Mowery Danielle L, Kawamoto Kensaku, Bradshaw Rick, Kohlmann Wendy, Schiffman Joshua D, Weir Charlene, Borbolla Damian, Chapman Wendy W, Del Fiol Guilherme
Biomedical Informatics.
Informatics, Decision-Enhancement, and Analytic Sciences (IDEAS) Center, Veterans Affairs Salt Lake City Health Care System, Salt Lake City, UT.
AMIA Jt Summits Transl Sci Proc. 2019 May 6;2019:173-181. eCollection 2019.
. Family health history (FHH) can be used to identify individuals at elevated risk for familial cancers. Risk criteria for common cancers rely on age of onset, which is documented inconsistently as structured and unstructured data in electronic health records (EHRs). . To investigate a natural language processing (NLP) approach to extract age of onset and age of death from free-text EHR fields. . Using 474,651 FHH entries from 89,814 patients, we investigated two methods - frequent patterns (baseline) and NLP classifier. . For age of onset, the NLP classifier outperformed the baseline in precision (96% vs. 83%; 95% CI [94, 97] and [80, 86]) with equivalent recall (both 93%; 95% CI [91, 95]). When applied to the full dataset, the NLP approach increased the percentage of FHH entries for which cancer risk criteria could be applied from 10% to 15%. . NLP combined with structured data may improve the computation of familial cancer risk criteria for various use cases.

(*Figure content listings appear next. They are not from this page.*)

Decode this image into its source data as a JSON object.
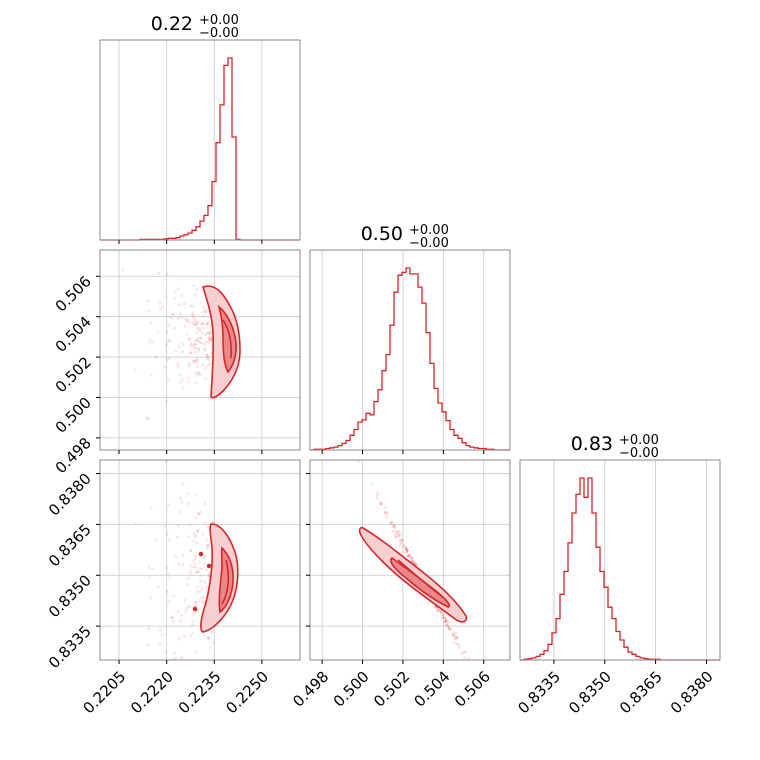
{
  "chart_data": {
    "type": "corner",
    "colors": {
      "main": "#d62728"
    },
    "grid": true,
    "parameters": [
      {
        "title_value": "0.22",
        "title_plus": "+0.00",
        "title_minus": "−0.00",
        "range": [
          0.2199,
          0.2262
        ],
        "ticks": [
          0.2205,
          0.222,
          0.2235,
          0.225
        ],
        "tick_labels": [
          "0.2205",
          "0.2220",
          "0.2235",
          "0.2250"
        ],
        "hist": {
          "edges_start": 0.2199,
          "edges_step": 0.000126,
          "counts": [
            0,
            0,
            0,
            0,
            0,
            0,
            0,
            0,
            0,
            0,
            1,
            1,
            1,
            1,
            1,
            1,
            2,
            3,
            3,
            4,
            7,
            9,
            12,
            17,
            23,
            33,
            43,
            60,
            102,
            170,
            236,
            305,
            318,
            180,
            1,
            0,
            0,
            0,
            0,
            0,
            0,
            0,
            0,
            0,
            0,
            0,
            0,
            0,
            0,
            0
          ]
        }
      },
      {
        "title_value": "0.50",
        "title_plus": "+0.00",
        "title_minus": "−0.00",
        "range": [
          0.4974,
          0.5073
        ],
        "ticks": [
          0.498,
          0.5,
          0.502,
          0.504,
          0.506
        ],
        "tick_labels": [
          "0.498",
          "0.500",
          "0.502",
          "0.504",
          "0.506"
        ],
        "hist": {
          "edges_start": 0.4974,
          "edges_step": 0.000198,
          "counts": [
            0,
            1,
            1,
            1,
            2,
            3,
            4,
            6,
            9,
            13,
            20,
            28,
            38,
            41,
            50,
            48,
            66,
            82,
            108,
            130,
            170,
            215,
            238,
            242,
            248,
            240,
            240,
            222,
            200,
            160,
            118,
            84,
            64,
            52,
            40,
            28,
            20,
            16,
            10,
            6,
            4,
            3,
            2,
            2,
            1,
            1,
            0,
            0,
            0,
            0
          ]
        }
      },
      {
        "title_value": "0.83",
        "title_plus": "+0.00",
        "title_minus": "−0.00",
        "range": [
          0.8325,
          0.8384
        ],
        "ticks": [
          0.8335,
          0.835,
          0.8365,
          0.838
        ],
        "tick_labels": [
          "0.8335",
          "0.8350",
          "0.8365",
          "0.8380"
        ],
        "hist": {
          "edges_start": 0.8325,
          "edges_step": 0.000118,
          "counts": [
            0,
            1,
            2,
            3,
            5,
            8,
            13,
            22,
            38,
            58,
            92,
            124,
            164,
            206,
            232,
            255,
            228,
            255,
            206,
            158,
            124,
            102,
            74,
            58,
            40,
            28,
            18,
            11,
            8,
            5,
            3,
            2,
            1,
            1,
            1,
            0,
            0,
            0,
            0,
            0,
            0,
            0,
            0,
            0,
            0,
            0,
            0,
            0,
            0,
            0
          ]
        }
      }
    ]
  }
}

家族健康史(FHH)可用于识别患家族性癌症风险较高的个体。常见癌症的风险标准依赖于发病年龄,而发病年龄在电子健康记录(EHR)中作为结构化和非结构化数据的记录并不一致。为了研究一种自然语言处理(NLP)方法,以从自由文本EHR字段中提取发病年龄和死亡年龄。使用来自89814名患者的474651条FHH记录,我们研究了两种方法——频繁模式(基线)和NLP分类器。对于发病年龄,NLP分类器在精度上优于基线(96%对83%;95%置信区间[94,97]和[80,86]),召回率相当(均为93%;95%置信区间[91,95])。当应用于完整数据集时,NLP方法将可应用癌症风险标准的FHH记录百分比从10%提高到了15%。NLP与结构化数据相结合可能会改善各种用例下家族性癌症风险标准的计算。